The past week went by quite rapidly — I’m not entirely sure why. I’m working through the (relatively short) James manuscript, developing a couple of points beyond what I had originally written, accepting the editor’s edits, and on just one point so far pushing back a bit. I had a let-down toward the middle of the week, as our administration seems to be dragging its feet about replacing the two professors in Theology/Religious Studies who have accepted positions elsewhere (this is part of the *#$€!¥!#* REF process; other institutions are stealing recruiting some of our best staff to strengthen their REF profiles, while we aren’t filling those positions even at the entry level; draw your own conclusions about the consequences of this policy for our REF results).
 
Ah, well, nothing I can do about that. Yesterday morning, I gathered my wits, or ‘wit’, or half thereof, and trundled down to the Main Gate of the University, to hop in a cab that had been sent there by BBC Scotland.
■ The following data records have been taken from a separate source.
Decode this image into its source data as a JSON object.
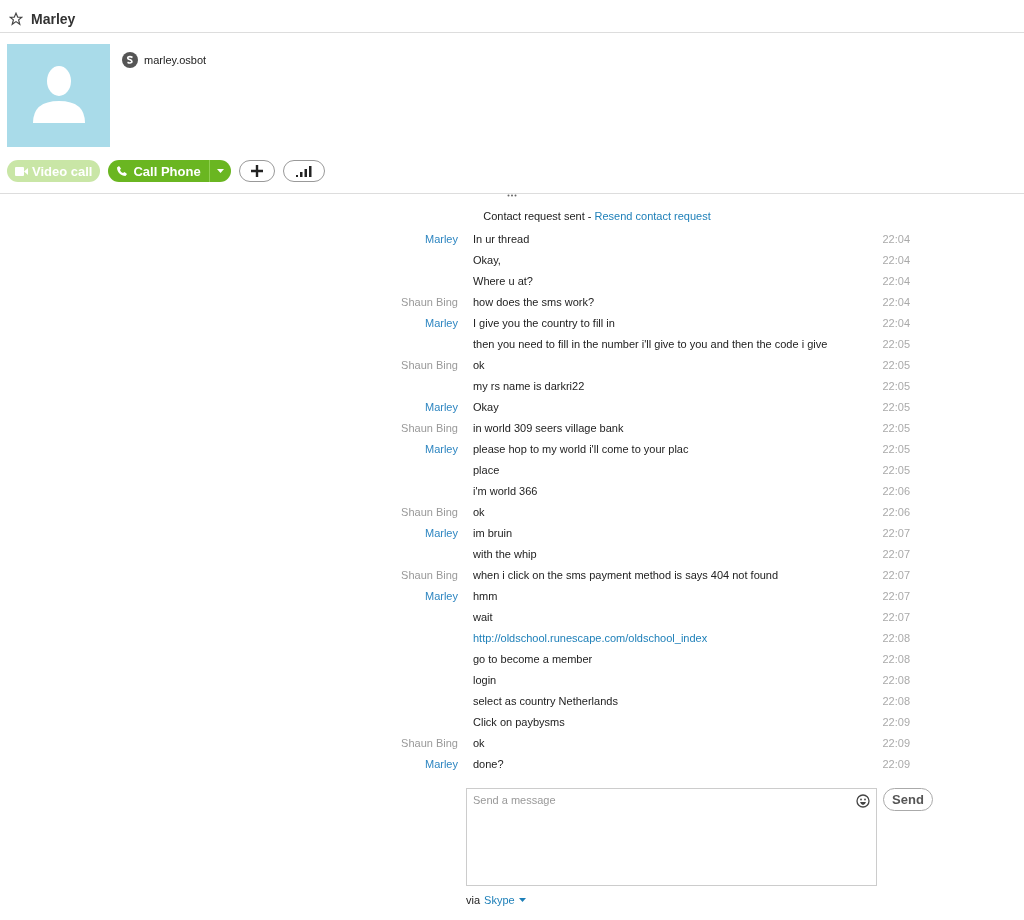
{
  "contact": {
    "name": "Marley",
    "username": "marley.osbot",
    "favorite": false
  },
  "actions": {
    "video_call": {
      "label": "Video call",
      "disabled": true
    },
    "call_phone": {
      "label": "Call Phone",
      "disabled": false
    }
  },
  "notice": {
    "text": "Contact request sent -",
    "link": "Resend contact request"
  },
  "messages": [
    {
      "sender": "Marley",
      "color": "#2e86c1",
      "text": "In ur thread",
      "time": "22:04",
      "kind": "text"
    },
    {
      "text": "Okay,",
      "time": "22:04",
      "kind": "text"
    },
    {
      "text": "Where u at?",
      "time": "22:04",
      "kind": "text"
    },
    {
      "sender": "Shaun Bing",
      "color": "#999999",
      "text": "how does the sms work?",
      "time": "22:04",
      "kind": "text"
    },
    {
      "sender": "Marley",
      "color": "#2e86c1",
      "text": "I give you the country to fill in",
      "time": "22:04",
      "kind": "text"
    },
    {
      "text": "then you need to fill in the number i'll give to you and then the code i give",
      "time": "22:05",
      "kind": "text"
    },
    {
      "sender": "Shaun Bing",
      "color": "#999999",
      "text": "ok",
      "time": "22:05",
      "kind": "text"
    },
    {
      "text": "my rs name is darkri22",
      "time": "22:05",
      "kind": "text"
    },
    {
      "sender": "Marley",
      "color": "#2e86c1",
      "text": "Okay",
      "time": "22:05",
      "kind": "text"
    },
    {
      "sender": "Shaun Bing",
      "color": "#999999",
      "text": "in world 309 seers village bank",
      "time": "22:05",
      "kind": "text"
    },
    {
      "sender": "Marley",
      "color": "#2e86c1",
      "text": "please hop to my world i'll come to your plac",
      "time": "22:05",
      "kind": "text"
    },
    {
      "text": "place",
      "time": "22:05",
      "kind": "text"
    },
    {
      "text": "i'm world 366",
      "time": "22:06",
      "kind": "text"
    },
    {
      "sender": "Shaun Bing",
      "color": "#999999",
      "text": "ok",
      "time": "22:06",
      "kind": "text"
    },
    {
      "sender": "Marley",
      "color": "#2e86c1",
      "text": "im bruin",
      "time": "22:07",
      "kind": "text"
    },
    {
      "text": "with the whip",
      "time": "22:07",
      "kind": "text"
    },
    {
      "sender": "Shaun Bing",
      "color": "#999999",
      "text": "when i click on the sms payment method is says 404 not found",
      "time": "22:07",
      "kind": "text"
    },
    {
      "sender": "Marley",
      "color": "#2e86c1",
      "text": "hmm",
      "time": "22:07",
      "kind": "text"
    },
    {
      "text": "wait",
      "time": "22:07",
      "kind": "text"
    },
    {
      "text": "http://oldschool.runescape.com/oldschool_index",
      "time": "22:08",
      "kind": "link"
    },
    {
      "text": "go to become a member",
      "time": "22:08",
      "kind": "text"
    },
    {
      "text": "login",
      "time": "22:08",
      "kind": "text"
    },
    {
      "text": "select as country Netherlands",
      "time": "22:08",
      "kind": "text"
    },
    {
      "text": "Click on paybysms",
      "time": "22:09",
      "kind": "text"
    },
    {
      "sender": "Shaun Bing",
      "color": "#999999",
      "text": "ok",
      "time": "22:09",
      "kind": "text"
    },
    {
      "sender": "Marley",
      "color": "#2e86c1",
      "text": "done?",
      "time": "22:09",
      "kind": "text"
    }
  ],
  "composer": {
    "placeholder": "Send a message",
    "send": "Send",
    "via": "via",
    "service": "Skype"
  }
}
Someone at the BBC had got wind of my work on technology, and I’d had two long phone calls with the assistant producer and the producer, and yesterday I went in to the studio to record some of what I’d been saying. I ended up talking (at the producer’s prompts) nigh on to two hours, for what will turn out to be about five minutes of air time. I tend to trust the producer, so I’m looking at this as a way of improving the odds that I actually said something interesting and sensible (though one could also interpret this as ‘it took two hours till AKMA had finally uttered five minutes of minimally useful material’).
 

BBC Scotland, from the Millennium Bridge

 

The programme will air on 21 May as part of the Digital Human series; we’ll be in the States, on our way to Pippa’s graduation (Yay, Pippa!), but you can download episodes (for a limited time only!) from the series from the BBC or from iTunes. I hadn’t listened to any of the preceding episodes before the taping, which is just as well because I would have been tempted to argue with people in the preceding episodes. I didn’t talk with the presenter (didn’t even know about her — I only dealt with the producer), so I wonder how the bits of what I said will be put together to fit with the presenter’s narration (and who the other voices will be).
 
The highlight of the entire experience for me, even more than having a great time talking with the producer, who’s a very pleasant gent, was ascending to the fifth-floor canteen for a cup of coffee with the Clash’s ‘Career Opportunities’ running through my head (‘Do you want to make tea / At the BBC?’). Actually, that and swapping song lyric quotations with Peter, the producer, who in his turn cited Elvis Costello’s ‘God’s Comic’ (‘they say that travel broadens the mind / till you can’t get your head outdoors’, with regard to the expansiveness of the Web).